Shanaira mengangguk pelan, tanpa banyak kata. Ia lalu berjalan ke deretan kursi dan memilih tempat yang sedikit di pojok, agar tak terlalu mencolok. Sementara itu, Karenin beranjak menuju loket pendaftaran.

Shanaira menatap sekeliling. Di sekitarnya, ada beberapa ibu hamil yang duduk sambil berbincang atau sibuk dengan ponsel masing-masing. Beberapa datang sendiri, tapi banyak juga yang ditemani suami mereka. Ada yang saling berpegangan tangan, ada yang dibawakan minuman oleh pasangannya. Pemandangan itu membuat dadanya terasa aneh, semacam kosong yang sulit dijelaskan.

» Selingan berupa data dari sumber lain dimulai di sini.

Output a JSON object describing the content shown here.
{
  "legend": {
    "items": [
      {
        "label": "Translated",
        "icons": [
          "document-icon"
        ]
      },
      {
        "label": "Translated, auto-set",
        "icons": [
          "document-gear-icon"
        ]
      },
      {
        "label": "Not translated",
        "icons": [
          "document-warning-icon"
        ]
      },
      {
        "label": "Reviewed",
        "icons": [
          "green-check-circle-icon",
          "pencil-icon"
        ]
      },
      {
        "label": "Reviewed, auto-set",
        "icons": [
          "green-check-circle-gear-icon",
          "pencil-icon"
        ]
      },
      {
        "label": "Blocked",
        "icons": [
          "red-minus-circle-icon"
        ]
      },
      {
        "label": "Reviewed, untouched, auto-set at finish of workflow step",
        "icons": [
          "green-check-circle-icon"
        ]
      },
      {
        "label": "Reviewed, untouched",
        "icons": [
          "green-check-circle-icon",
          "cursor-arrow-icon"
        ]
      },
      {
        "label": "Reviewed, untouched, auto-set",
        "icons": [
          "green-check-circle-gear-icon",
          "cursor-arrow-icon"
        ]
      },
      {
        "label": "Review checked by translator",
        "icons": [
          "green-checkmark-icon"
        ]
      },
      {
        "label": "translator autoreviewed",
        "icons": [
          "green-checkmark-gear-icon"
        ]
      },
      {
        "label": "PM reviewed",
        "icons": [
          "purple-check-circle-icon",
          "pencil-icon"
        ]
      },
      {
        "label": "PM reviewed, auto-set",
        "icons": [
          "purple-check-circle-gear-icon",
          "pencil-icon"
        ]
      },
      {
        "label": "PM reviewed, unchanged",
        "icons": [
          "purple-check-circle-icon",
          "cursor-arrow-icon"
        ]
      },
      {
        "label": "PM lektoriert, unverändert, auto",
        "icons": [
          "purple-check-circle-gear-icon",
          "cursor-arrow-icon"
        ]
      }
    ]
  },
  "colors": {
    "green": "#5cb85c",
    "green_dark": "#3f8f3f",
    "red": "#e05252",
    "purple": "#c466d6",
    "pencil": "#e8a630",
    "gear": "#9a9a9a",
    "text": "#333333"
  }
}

Seorang wanita yang duduk tepat di sebelahnya tersenyum dan menatapnya ramah. Perut wanita itu terlihat sudah cukup besar, mungkin memasuki trimester ketiga.

"Suamimu yang tadi ya?" tanya wanita itu, nadanya ramah dan ringan.

Shanaira mengangguk pelan. “Iya…”

“Dia perhatian sekali ya. Langsung urus pendaftaran sendiri, nggak suruh kamu berdiri lama-lama.”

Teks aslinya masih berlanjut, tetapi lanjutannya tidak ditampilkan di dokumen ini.